De notre envoyée spéciale à In Salah, Saïda Azzouz, Le Matin, 5 mai 2002

Bien qu’important, le cordon de sécurité déployé, mardi dernier, autour du tribunal de In Salah, au bout de toutes les rues et ruelles qui y mènent et dans la placette qui lui fait face, n’a pas impressionné les jeunes.

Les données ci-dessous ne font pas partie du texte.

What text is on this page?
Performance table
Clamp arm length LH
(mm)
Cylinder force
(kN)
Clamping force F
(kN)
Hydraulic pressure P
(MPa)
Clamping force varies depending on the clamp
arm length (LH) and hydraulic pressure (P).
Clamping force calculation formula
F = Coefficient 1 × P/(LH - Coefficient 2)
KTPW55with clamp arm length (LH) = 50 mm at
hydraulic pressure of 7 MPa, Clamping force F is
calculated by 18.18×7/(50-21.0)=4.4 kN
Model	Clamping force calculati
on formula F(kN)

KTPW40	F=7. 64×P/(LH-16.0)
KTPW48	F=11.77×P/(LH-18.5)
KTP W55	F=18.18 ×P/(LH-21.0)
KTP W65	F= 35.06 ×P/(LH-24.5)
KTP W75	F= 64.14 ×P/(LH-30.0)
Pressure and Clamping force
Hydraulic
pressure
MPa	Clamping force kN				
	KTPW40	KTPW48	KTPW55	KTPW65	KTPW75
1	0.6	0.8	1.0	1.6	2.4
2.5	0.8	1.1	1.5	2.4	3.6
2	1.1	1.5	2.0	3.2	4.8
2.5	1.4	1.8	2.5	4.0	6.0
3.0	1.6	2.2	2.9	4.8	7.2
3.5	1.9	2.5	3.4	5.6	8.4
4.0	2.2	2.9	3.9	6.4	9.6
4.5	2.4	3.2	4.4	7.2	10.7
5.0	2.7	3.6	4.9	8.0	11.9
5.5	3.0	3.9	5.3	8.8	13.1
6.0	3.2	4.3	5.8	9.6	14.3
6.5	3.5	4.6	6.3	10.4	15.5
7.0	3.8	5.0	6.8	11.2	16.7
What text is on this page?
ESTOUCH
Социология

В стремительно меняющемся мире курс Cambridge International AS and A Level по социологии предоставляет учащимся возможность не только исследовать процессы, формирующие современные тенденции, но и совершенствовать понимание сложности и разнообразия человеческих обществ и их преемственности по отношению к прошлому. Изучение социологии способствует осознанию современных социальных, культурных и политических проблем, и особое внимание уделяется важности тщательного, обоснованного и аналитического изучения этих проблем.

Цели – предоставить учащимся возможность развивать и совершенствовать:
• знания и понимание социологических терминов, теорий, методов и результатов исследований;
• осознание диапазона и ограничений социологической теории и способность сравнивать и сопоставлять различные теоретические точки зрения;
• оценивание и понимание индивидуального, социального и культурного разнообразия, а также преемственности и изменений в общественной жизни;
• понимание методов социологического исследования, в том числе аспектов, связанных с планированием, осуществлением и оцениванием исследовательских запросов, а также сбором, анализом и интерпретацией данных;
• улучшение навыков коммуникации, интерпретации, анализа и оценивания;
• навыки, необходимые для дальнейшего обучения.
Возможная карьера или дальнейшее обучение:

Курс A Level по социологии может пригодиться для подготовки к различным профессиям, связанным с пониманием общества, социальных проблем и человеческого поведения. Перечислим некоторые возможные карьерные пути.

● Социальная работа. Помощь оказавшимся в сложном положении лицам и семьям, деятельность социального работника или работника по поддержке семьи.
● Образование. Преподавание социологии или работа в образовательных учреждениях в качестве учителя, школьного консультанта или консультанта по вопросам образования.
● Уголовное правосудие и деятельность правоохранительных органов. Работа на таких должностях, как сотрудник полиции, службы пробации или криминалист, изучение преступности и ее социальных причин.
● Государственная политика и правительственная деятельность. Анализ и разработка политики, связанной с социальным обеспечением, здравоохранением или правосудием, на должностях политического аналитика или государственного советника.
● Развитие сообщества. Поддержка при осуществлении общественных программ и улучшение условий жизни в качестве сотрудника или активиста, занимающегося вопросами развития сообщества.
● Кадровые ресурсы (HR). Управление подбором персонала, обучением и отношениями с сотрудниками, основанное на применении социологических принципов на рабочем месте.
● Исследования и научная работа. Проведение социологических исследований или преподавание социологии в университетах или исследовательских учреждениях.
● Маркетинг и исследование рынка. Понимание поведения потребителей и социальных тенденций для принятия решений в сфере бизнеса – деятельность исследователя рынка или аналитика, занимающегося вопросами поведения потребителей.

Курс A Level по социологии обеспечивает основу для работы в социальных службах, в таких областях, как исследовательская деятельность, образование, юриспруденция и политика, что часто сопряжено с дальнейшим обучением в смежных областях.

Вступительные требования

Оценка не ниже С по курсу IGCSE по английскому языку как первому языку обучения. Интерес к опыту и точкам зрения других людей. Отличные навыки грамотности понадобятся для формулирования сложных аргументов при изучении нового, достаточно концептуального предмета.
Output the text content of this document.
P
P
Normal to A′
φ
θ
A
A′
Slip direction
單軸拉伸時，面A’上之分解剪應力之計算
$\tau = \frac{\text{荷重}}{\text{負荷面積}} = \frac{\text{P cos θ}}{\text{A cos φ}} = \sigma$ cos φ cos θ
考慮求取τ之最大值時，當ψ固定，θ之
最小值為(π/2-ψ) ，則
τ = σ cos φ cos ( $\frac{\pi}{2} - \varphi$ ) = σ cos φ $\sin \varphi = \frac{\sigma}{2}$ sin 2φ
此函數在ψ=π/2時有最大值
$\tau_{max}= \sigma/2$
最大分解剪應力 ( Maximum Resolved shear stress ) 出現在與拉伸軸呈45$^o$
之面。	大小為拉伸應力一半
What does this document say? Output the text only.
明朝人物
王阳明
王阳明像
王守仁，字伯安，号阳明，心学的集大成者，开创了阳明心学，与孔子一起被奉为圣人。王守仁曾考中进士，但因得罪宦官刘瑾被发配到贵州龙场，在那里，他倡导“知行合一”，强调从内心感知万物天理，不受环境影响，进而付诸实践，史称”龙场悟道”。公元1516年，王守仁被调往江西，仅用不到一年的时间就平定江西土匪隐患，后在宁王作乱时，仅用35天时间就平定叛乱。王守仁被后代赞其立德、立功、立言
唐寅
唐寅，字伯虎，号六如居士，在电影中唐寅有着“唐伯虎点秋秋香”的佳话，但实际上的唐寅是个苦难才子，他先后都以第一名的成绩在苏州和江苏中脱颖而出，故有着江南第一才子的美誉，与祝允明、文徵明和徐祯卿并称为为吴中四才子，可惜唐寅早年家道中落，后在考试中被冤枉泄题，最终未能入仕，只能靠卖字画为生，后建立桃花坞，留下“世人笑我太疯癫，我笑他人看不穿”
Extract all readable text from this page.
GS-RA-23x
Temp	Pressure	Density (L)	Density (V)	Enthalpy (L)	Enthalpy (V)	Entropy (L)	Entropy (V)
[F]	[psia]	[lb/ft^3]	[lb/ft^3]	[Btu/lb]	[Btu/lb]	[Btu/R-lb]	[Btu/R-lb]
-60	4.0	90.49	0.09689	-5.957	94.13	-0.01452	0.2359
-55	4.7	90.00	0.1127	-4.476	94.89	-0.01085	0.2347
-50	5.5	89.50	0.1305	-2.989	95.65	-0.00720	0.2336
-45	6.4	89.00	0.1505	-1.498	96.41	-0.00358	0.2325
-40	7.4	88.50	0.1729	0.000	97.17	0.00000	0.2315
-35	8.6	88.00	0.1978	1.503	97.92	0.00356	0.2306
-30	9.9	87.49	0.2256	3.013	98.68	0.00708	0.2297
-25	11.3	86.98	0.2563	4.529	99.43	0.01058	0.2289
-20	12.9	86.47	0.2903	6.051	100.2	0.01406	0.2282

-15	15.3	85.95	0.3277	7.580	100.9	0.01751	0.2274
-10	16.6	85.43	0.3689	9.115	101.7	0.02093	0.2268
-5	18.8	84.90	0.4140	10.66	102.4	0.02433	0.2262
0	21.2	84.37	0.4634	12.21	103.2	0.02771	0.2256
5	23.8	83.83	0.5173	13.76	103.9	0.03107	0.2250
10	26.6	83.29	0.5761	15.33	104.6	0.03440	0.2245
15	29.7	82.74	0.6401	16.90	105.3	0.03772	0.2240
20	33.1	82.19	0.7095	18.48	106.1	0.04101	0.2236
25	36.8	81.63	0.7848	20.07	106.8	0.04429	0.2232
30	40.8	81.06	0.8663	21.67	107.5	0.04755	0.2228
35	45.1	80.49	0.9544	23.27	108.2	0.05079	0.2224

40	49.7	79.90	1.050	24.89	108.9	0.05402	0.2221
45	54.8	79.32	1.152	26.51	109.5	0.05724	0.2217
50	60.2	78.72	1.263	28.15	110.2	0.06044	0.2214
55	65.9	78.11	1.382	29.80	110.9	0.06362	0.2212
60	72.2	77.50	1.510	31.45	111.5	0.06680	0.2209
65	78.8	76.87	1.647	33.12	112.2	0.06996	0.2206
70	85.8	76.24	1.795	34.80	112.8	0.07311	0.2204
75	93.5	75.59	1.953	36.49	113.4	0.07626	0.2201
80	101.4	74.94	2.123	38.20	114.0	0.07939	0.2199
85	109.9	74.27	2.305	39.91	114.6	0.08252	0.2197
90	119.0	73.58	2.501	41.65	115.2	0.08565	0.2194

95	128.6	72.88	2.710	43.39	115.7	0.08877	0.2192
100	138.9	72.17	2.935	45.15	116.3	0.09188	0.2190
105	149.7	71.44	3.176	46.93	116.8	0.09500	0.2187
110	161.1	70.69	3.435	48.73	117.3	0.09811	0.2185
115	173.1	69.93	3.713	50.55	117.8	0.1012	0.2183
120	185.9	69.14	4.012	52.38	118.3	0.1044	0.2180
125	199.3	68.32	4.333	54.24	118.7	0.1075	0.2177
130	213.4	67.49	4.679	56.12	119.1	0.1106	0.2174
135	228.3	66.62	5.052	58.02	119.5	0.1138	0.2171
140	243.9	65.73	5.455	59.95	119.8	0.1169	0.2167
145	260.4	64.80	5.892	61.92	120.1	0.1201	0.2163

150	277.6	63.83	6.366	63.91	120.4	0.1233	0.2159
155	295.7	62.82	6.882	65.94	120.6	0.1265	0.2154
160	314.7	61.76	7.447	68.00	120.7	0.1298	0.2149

Nullement intimidés, par dizaines, venus de tous les quartiers de la ville, ils se sont rassemblés aux alentours immédiats de la cour pour marquer leur solidarité avec les détenus, présumés responsables des émeutes qui ont éclaté la semaine dernière dans cette localité et pour démontrer à ceux qui les ont méprisés que « le combat pour la dignité ne fait que commencer ».
Décidés à aller jusqu’au bout et à défendre les leurs par tous les moyens, les jeunes qui se sont organisés en comité ont décidé de faire appel à un collectif d’avocats, d’alerter les ligues des droits de l’Homme et de saisir le Président de la République pour « dénoncer les dépassements des services de sécurité ».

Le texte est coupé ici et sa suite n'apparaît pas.